Jane stood still in the middle of the room in front of the video camera so she could be recognized on the monitor, and in a moment Lewis Feng appeared. He was about six feet tall and very slim, dressed in a dark suit and a shirt so white and starched that it seemed to belong on the shelves with the paper. "Hello, Jane," he said.
"Hi, Lew," she answered.
"Come in." The way he said it told Felker that this was only an anteroom.

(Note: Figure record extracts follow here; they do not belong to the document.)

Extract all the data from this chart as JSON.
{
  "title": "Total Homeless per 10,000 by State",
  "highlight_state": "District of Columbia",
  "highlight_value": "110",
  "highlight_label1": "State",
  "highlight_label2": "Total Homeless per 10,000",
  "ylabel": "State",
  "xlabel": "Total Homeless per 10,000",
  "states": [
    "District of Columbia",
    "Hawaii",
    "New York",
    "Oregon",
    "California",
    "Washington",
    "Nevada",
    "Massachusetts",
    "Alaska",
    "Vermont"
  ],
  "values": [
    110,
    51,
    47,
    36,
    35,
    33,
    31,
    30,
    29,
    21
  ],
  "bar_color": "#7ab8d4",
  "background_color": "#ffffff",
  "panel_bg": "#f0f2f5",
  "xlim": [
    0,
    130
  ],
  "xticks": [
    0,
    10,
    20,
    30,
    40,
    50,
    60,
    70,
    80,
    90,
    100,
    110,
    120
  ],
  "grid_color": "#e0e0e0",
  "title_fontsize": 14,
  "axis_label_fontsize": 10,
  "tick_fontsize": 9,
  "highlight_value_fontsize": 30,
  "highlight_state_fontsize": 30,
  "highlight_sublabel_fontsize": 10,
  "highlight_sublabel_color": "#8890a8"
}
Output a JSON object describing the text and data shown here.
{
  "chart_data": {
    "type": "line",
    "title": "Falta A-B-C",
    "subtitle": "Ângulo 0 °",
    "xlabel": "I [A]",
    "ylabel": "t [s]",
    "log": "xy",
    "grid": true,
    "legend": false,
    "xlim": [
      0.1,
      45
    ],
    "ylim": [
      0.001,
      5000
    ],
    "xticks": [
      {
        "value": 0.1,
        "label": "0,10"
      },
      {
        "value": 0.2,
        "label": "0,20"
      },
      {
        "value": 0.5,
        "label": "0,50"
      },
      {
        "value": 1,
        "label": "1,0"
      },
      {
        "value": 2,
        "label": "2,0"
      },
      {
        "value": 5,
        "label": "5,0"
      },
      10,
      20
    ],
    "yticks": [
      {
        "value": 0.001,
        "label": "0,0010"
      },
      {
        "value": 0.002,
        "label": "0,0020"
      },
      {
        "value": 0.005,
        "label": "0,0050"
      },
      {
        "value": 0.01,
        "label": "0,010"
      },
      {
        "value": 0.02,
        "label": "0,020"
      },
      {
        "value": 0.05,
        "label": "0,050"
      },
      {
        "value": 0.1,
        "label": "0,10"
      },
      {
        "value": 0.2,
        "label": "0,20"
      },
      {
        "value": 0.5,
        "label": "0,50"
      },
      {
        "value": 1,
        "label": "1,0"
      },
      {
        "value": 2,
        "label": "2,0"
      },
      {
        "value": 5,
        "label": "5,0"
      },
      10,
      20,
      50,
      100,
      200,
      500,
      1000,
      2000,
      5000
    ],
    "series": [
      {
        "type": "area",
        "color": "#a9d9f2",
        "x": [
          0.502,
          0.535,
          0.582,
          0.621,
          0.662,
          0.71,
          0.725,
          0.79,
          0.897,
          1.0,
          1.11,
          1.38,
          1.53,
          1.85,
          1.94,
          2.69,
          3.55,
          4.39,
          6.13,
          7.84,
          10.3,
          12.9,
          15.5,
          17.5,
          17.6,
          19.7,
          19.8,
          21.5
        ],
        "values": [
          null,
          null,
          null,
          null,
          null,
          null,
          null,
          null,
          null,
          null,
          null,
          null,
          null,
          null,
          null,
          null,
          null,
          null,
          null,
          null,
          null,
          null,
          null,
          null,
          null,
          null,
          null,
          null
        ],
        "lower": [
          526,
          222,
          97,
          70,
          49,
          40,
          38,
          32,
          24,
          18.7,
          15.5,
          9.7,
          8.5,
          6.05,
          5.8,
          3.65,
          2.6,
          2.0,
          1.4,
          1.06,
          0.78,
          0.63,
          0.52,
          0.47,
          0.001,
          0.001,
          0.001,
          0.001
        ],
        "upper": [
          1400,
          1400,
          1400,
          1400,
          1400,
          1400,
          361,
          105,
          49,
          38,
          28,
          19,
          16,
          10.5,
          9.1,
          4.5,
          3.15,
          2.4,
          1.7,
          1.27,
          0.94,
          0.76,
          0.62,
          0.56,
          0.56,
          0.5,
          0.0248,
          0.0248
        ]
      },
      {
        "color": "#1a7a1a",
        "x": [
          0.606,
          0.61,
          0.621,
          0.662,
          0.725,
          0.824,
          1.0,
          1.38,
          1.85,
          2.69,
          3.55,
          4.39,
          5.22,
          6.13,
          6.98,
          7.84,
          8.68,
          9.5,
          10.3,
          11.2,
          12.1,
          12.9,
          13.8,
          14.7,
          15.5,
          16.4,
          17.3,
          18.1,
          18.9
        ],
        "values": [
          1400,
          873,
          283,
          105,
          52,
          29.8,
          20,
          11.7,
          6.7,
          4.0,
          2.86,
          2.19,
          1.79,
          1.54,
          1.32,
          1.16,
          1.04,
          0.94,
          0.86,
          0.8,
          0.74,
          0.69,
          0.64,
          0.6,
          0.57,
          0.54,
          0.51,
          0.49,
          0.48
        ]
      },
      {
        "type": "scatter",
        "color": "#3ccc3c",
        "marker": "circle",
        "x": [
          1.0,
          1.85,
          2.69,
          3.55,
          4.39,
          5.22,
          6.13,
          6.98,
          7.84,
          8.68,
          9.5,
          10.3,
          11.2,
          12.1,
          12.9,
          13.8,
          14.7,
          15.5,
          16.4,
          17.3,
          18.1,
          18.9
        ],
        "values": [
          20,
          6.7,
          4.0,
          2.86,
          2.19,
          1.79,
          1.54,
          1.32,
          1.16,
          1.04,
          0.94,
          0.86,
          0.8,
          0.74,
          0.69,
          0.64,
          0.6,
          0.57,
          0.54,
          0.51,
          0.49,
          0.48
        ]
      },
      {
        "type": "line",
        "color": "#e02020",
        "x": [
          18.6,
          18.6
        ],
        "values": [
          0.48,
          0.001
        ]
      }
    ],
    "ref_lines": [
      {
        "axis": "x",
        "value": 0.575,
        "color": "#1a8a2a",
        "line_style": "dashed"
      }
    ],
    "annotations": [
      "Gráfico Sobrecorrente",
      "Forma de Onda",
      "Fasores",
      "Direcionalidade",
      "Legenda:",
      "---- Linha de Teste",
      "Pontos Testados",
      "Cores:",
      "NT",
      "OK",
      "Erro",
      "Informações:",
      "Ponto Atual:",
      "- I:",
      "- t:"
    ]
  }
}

He led them into an office that looked like a doctor’s consulting room. He went behind his desk while Jane and Felker waited, then opened a filing cabinet and pulled out a key. He used it to open another door, which led into a large workshop with dozens of pieces of equipment, a few of which Felker recognized. There were a light table, an enlarger, engraving machines, even an old-fashioned printing press. Felker understood. A stationer could have an incredible collection of printing equipment and special papers without anybody giving it a thought. Lew Feng noticed that Felker was looking around, and said, "The foundation of our relationship is our mutual lack of curiosity."